When Brady released the House plan in November, the lobbying scrum only grew bigger and rougher. The Business Roundtable, which represents the nation’s largest corporations, launched television ads to keep the corporate rate low. The RATE Coalition (Reform America’s Taxes Equitably), which is backed by big businesses from Aetna to Walmart, used veterans of Democratic and Republican administrations to make a case for why corporate cuts would raise family incomes. (Never mind that lowering businesses’ taxes could wind up funding stock buybacks, not building new factories.) Meanwhile, the National Association of Realtors blitzed lawmakers with emails and mobilized brokers to preserve the mortgage-interest deduction, which the House GOP plan limits.
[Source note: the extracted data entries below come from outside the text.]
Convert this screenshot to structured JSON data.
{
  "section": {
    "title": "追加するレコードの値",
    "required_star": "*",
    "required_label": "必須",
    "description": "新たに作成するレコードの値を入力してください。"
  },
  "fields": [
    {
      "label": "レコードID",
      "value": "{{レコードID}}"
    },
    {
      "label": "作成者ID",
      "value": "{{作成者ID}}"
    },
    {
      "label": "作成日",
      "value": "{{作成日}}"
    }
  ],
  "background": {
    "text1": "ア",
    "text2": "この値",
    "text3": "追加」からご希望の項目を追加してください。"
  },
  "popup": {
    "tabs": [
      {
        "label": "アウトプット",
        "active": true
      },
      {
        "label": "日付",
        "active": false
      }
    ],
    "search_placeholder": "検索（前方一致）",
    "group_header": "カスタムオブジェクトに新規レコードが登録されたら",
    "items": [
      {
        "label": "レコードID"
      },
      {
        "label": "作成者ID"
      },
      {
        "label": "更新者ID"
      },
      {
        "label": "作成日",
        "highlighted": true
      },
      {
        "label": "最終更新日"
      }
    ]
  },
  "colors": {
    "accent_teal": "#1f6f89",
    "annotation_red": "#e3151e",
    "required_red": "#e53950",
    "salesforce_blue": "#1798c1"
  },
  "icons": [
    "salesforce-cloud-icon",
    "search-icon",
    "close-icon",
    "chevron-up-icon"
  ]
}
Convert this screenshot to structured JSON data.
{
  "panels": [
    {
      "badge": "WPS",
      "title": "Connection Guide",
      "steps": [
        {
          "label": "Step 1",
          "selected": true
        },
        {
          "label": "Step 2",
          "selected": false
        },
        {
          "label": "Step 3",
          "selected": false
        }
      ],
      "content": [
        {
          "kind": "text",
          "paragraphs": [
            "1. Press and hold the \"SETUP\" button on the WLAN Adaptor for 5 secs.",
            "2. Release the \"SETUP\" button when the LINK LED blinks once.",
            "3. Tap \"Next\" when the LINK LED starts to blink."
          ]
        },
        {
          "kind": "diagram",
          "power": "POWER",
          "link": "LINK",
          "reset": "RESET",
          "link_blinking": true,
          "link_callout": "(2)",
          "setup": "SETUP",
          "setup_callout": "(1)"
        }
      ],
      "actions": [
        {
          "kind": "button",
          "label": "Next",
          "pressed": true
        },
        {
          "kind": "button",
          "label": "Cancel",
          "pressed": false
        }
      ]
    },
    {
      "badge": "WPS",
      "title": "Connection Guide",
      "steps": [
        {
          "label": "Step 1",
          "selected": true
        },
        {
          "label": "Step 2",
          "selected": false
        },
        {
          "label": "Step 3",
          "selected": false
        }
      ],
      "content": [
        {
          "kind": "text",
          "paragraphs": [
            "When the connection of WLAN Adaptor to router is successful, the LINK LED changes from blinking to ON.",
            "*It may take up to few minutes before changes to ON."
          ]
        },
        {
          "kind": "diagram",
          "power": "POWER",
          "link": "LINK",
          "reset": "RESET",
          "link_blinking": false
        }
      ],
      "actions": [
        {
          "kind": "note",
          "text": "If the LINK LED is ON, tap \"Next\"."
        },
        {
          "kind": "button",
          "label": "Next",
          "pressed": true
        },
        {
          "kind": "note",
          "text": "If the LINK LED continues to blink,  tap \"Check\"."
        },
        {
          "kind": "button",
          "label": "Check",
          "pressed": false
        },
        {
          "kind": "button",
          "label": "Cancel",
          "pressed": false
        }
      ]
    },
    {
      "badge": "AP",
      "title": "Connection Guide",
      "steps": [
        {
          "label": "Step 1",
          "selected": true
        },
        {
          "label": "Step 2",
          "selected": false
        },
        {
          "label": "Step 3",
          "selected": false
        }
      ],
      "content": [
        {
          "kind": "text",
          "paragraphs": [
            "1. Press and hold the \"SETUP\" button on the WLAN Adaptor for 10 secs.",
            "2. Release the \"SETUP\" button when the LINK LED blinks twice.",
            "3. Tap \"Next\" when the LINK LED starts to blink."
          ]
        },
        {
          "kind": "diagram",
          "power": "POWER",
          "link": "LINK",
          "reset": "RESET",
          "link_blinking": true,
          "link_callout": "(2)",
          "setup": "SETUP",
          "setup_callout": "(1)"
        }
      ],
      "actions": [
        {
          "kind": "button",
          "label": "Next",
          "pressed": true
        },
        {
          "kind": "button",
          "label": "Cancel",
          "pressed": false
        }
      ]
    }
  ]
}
Other interests are taking part in the tax orgy, too. Teachers are pushing to keep a deduction for classroom supplies. Charities are fighting the plan’s big hike in the standard deduction, fearing fewer people will itemize their taxes—the only way to write off charitable contributions. Universities are freaking out; the House GOP plan would require their endowments to pay a tax on investment income and scrub the deduction for interest on student loans. Meanwhile, state and local lawmakers—along with public employee unions—are livid over plans to eliminate the state and local tax deduction that dramatically eases the burden for people in high-tax states like New York and California. All these interest groups are ramping up the pressure on Congress. In early November, lobbyists crowded into the Ways and Means hearing to influence the amendments to Brady’s bill. Some got what they wanted: Pro-lifers and would-be parents, for instance, restored an adoption tax credit.
None of these efforts mean the bill will pass; it could easily unravel, depriving Trump and the GOP of a much-needed win. The House bill, for instance, adds to wealth inequality, according to multiple analyses that show most of the benefits go to the rich, especially those who live off capital gains. It also adds $1.5 trillion to the national debt, which some fiscal conservatives oppose. And the corporate tax cut is so enormous, it exceeds even what the Business Roundtable was once touting.
If the bill does go through, it’s unlikely to be the model of simplicity—or engine of economic growth—that its advocates claim. Some Americans could find it easier to do their taxes next April, but companies will face “more complex rules,” says Michael Mundaca, co-director of the national tax department at EY (formerly known as Ernst & Young). And despite claims by the GOP to the contrary, for many businesses and individuals, “the role of tax consultants will be more important,” Mundaca adds.